Adrian Theroux was just 16 years old when he began working at Paradise Pet Centre in St. Albert. Seventeen years later, he’s now the general manager and said he can’t imagine working anywhere else.
“I think that says a lot about our company, to have someone at that age come in. It was my first job and I just really enjoyed the people I was working with and the positive atmosphere and environment,” Theroux said.
On Tuesday at the city’s annual Business Breakfast, Paradise Pet Centre was the recipient of an Asset Champion Award for most Youth-Friendly Employer. The award for most youth-friendly business went to Success 2000 Study Centres.
With 12 to 14 staff under 20 years of age working at the store, Theroux said he prefers to hire people who have been customers at the store and who will better know what’s expected of them.
“Customer service is a huge part of our business and if someone experiences that as a customer for years and years, then they know what to do when they get into the workforce.”
One of those long-time customers-turned-employees is Robyn Sayer, 17, who has worked at the store since April but has been visiting since she was an infant.
“It’s definitely a very friendly atmosphere. The manager, Adrian, is really nice and because he’s a little closer to our age … it’s really easy to get along with him,” she said.
Sayer said the store is very accommodating when it comes to scheduling around other commitments, such as exams.
“There is a lot of leeway. If I had an exam the next day and I really needed something, he’s really understanding that way,” said Sayer.
Theroux said it’s important to teach customer service skills to employees at an early age so they can develop good working habits later on.
“They’re our future and they need to, at a young age, learn business and learn customer service and public relations and those kind of things so that when they actually get into the work force as a career, they’ve had that experience already,” he said.
The Asset Champion Awards are just one way the City of St. Albert is supporting community initiatives that reflect the 40 Developmental Assets, a group of building blocks that, according to a large body of research, contribute to health, wellbeing and personal success in young people.
Some of the assets include peaceful conflict resolution, responsibility, service to others and sense of purpose.
“The more building blocks that kids have, the most likely they are to succeed, the less likely they are to become involved in high risk-taking behaviour and more likely to do well,” said Linda Knoblauch, community development co-ordinator with Family & Community Support Services in St. Albert.

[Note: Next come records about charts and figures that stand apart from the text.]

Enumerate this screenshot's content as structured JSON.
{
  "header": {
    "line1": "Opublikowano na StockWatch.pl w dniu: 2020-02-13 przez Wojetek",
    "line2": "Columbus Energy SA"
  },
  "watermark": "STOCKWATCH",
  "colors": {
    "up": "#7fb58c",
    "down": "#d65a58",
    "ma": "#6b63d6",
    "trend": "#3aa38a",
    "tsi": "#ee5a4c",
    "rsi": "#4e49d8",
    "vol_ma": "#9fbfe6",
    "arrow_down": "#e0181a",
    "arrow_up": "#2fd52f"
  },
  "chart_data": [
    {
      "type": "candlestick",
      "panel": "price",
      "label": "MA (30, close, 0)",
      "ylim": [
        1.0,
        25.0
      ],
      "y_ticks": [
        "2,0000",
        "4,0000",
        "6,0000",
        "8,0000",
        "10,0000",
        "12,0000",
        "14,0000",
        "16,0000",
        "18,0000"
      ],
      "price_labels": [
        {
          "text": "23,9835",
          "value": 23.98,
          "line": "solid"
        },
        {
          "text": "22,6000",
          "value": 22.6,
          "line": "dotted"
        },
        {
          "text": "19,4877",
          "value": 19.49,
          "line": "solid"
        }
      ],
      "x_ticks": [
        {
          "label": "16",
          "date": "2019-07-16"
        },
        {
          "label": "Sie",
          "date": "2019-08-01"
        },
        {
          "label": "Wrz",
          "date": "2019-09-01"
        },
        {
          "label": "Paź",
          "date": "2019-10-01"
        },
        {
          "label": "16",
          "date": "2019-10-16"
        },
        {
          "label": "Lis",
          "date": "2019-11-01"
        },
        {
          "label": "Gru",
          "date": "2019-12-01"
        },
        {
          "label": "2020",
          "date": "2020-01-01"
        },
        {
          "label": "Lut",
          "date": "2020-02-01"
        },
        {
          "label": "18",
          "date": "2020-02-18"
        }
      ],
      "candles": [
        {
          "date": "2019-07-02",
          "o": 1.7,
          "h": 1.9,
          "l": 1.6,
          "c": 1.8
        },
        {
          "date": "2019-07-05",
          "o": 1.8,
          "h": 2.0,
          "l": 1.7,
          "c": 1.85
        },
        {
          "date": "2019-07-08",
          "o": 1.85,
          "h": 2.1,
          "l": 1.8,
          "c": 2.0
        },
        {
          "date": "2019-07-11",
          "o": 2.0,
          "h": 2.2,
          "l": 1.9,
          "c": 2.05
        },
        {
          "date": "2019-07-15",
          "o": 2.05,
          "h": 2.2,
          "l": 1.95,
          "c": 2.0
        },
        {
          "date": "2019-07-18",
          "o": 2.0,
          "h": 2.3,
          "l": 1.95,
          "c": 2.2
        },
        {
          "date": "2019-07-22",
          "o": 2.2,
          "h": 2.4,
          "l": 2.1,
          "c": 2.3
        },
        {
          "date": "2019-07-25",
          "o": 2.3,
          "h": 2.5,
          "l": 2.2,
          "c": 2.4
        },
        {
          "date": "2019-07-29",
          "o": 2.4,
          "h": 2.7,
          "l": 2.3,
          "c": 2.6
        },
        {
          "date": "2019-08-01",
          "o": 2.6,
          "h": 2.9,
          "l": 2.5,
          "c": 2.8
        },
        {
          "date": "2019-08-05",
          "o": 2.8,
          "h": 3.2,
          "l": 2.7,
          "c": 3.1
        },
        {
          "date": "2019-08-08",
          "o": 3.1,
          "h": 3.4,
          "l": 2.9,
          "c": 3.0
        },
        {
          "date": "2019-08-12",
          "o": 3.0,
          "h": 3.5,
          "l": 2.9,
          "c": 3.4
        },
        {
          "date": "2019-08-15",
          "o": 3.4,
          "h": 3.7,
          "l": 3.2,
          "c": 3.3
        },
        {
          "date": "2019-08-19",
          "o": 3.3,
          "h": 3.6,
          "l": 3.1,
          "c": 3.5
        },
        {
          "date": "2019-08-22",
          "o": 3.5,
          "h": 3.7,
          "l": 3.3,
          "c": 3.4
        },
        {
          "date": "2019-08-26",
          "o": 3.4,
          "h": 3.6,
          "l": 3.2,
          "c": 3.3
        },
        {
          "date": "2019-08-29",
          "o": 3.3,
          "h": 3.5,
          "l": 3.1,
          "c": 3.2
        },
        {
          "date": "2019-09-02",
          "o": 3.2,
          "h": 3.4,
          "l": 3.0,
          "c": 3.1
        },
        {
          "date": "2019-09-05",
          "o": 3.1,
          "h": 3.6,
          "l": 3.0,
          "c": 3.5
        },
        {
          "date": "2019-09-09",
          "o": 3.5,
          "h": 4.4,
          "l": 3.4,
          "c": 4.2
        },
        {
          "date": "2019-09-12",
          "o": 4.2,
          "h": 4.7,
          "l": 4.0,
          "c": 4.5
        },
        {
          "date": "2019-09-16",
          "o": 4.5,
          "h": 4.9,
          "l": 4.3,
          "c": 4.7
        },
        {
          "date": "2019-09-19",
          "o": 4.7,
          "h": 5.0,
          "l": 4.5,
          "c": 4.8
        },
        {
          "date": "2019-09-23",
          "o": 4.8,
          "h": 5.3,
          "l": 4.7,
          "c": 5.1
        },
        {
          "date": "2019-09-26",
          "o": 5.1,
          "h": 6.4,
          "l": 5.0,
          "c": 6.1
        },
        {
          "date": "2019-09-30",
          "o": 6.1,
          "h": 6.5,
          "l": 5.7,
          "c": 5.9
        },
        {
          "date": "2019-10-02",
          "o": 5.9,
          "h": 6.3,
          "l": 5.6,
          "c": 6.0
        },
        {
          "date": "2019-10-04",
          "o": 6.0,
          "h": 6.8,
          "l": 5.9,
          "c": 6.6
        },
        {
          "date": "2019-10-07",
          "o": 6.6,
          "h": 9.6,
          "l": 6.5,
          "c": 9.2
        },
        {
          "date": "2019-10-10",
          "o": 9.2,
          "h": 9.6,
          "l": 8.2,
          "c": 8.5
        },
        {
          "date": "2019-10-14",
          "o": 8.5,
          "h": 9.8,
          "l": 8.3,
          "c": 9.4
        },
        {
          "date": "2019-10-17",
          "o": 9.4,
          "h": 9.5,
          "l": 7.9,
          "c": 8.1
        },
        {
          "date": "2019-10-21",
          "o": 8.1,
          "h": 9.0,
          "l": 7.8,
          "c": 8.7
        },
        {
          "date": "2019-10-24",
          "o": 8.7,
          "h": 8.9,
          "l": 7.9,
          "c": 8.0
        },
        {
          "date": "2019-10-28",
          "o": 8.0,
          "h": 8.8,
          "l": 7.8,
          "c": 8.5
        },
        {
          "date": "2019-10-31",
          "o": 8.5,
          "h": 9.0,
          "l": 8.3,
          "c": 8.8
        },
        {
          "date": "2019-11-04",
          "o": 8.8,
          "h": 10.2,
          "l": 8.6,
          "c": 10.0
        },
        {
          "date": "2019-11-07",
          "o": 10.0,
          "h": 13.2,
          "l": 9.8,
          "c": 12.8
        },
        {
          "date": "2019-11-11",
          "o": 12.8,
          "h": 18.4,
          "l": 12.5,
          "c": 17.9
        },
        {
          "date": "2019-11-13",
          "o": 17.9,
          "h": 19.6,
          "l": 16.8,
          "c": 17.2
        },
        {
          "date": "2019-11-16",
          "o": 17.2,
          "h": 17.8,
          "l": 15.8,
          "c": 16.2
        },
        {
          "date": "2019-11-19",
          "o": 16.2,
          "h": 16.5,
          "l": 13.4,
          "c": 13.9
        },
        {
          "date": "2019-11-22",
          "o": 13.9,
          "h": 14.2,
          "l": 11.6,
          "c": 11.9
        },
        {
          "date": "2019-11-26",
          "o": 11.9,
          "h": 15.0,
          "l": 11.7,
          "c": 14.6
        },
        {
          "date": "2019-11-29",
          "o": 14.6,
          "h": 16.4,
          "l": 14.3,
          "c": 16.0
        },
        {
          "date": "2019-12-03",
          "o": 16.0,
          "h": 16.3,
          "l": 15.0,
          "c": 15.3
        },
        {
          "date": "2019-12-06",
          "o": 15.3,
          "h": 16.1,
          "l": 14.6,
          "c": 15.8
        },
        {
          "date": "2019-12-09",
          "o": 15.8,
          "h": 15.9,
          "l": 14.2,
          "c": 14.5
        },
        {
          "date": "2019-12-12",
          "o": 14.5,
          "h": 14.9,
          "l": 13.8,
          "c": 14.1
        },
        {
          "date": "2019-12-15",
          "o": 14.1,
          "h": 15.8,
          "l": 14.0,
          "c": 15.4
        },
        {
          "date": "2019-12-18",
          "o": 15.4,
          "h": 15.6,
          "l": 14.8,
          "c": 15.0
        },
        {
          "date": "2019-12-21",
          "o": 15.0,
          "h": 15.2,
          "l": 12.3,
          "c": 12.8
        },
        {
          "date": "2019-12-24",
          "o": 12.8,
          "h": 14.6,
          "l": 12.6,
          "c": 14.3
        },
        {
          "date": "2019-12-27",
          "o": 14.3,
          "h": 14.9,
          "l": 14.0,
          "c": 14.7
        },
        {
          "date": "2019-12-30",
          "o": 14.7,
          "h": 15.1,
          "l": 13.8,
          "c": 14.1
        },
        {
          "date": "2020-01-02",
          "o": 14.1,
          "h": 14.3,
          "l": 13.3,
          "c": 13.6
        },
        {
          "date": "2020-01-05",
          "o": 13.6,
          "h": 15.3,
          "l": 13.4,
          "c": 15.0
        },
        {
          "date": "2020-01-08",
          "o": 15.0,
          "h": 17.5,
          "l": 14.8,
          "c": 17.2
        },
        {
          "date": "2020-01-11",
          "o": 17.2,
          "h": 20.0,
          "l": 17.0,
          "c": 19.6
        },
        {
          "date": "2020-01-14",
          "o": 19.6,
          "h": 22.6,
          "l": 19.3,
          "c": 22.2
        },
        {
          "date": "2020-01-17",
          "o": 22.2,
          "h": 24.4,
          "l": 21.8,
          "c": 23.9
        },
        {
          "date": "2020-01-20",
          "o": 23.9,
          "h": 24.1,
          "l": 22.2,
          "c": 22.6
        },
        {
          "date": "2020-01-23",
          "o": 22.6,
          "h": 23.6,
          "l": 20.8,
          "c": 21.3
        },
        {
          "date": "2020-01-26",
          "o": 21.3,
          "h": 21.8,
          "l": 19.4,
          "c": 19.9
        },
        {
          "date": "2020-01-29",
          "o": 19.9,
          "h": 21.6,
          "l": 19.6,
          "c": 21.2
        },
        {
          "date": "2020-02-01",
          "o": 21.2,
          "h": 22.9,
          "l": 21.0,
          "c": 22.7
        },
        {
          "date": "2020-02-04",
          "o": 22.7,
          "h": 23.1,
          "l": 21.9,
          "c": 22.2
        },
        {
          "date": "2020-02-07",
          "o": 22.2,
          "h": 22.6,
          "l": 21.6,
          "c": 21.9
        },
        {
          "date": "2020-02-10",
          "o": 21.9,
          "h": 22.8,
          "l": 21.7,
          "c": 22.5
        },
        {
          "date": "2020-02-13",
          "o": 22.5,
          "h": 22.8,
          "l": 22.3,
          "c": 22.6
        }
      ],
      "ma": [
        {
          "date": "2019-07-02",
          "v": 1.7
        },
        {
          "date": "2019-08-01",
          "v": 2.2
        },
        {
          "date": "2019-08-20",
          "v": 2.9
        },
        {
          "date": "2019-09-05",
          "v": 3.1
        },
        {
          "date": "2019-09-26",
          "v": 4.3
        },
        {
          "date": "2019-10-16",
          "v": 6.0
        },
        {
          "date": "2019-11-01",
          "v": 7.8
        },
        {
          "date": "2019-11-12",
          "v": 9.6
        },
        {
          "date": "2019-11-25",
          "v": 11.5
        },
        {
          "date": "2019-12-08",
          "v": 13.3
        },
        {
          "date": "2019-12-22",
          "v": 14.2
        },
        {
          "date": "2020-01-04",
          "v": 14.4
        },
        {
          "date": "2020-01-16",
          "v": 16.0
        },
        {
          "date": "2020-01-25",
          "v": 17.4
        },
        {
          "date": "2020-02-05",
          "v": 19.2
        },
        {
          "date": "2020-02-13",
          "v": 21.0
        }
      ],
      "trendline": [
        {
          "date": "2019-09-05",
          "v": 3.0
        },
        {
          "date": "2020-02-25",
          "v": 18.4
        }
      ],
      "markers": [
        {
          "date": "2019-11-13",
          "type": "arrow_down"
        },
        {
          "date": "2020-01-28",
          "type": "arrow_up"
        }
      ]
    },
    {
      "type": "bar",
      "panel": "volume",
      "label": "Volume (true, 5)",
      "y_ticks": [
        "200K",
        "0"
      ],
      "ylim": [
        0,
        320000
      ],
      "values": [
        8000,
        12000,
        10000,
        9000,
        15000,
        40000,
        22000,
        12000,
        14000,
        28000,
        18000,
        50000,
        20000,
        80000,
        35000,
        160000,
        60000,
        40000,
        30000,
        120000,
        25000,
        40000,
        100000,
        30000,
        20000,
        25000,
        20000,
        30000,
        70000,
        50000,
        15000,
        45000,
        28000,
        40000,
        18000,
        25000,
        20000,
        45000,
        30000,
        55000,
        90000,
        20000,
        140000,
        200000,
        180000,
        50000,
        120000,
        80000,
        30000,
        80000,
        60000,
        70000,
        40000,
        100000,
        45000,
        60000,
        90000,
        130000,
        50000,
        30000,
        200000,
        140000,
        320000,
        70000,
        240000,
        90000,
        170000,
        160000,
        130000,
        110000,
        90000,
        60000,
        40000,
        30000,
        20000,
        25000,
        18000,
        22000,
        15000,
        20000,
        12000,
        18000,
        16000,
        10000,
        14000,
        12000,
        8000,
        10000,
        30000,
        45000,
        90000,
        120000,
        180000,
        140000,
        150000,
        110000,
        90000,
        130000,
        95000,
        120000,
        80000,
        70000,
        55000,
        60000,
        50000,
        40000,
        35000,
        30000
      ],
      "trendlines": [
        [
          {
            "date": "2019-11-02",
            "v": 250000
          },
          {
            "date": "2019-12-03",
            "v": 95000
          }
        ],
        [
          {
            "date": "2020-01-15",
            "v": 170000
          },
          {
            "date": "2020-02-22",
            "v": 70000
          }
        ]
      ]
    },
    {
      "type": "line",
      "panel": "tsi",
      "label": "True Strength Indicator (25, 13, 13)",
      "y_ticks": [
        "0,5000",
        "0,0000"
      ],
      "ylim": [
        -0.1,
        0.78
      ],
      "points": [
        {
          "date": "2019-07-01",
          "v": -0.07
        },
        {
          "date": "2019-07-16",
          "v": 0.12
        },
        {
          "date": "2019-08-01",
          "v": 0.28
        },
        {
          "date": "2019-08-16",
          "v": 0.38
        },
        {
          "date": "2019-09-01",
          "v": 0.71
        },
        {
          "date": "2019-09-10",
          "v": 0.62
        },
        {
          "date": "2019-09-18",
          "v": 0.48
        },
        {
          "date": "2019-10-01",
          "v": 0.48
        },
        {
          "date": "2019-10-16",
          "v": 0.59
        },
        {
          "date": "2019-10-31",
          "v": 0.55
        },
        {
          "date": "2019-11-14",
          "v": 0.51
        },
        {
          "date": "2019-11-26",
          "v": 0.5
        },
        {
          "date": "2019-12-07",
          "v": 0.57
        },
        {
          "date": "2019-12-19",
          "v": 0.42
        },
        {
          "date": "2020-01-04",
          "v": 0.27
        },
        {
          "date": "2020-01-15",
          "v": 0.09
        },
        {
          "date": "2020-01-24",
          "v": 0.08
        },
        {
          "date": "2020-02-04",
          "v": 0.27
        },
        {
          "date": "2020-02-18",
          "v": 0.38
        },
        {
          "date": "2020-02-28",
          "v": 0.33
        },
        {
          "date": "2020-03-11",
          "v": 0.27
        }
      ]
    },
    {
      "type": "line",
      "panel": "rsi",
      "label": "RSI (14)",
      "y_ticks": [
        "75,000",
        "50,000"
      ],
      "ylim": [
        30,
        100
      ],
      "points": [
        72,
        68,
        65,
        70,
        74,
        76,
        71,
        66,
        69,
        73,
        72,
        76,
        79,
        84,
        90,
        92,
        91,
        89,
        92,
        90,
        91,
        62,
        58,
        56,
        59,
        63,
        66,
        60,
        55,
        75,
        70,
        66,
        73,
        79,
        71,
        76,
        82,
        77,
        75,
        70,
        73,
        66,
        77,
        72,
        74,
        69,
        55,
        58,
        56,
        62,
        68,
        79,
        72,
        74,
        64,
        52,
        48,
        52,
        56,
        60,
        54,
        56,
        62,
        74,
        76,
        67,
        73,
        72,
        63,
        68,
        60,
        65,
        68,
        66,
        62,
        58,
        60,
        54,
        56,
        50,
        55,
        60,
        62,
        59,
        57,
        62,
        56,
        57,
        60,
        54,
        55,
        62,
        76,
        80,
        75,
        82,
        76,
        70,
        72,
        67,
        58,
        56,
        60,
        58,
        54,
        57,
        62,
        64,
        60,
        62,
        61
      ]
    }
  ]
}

She said this is the third year FCSS, along with representatives from the RCMP and both the Protestant and Catholic School boards have been promoting the asset development philosophy in St. Albert. This year, said Knoblauch, the focus was on businesses in the community.
“There is a role in everyone in the community to help build assets in youth, not just families and schools,” she said.
For the past 15 years, Success 2000 Study Centres, which was recognized as being the most youth-friendly business on Tuesday, has been providing tutoring services for students of all ages.
“We have a safe place for kids to come after school to get help with homework or help preparing for tests,” said Paul Kinkaide, who purchased the business in 1993 with his wife Christie, an early childhood educator.
“We also help kids develop homework routines and study skills,” said Kinkaide, who has an elementary teaching degree.
Rather than offer structured programs, Kinkaide said they cater programs to the individual needs of the 1,000 or so kids they see every year.
“I love helping the kids. That’s why I do this job. There are a lot of different things I could do to make money but this has been very rewarding for myself, far beyond what we make on a business side,” said Kinkaide.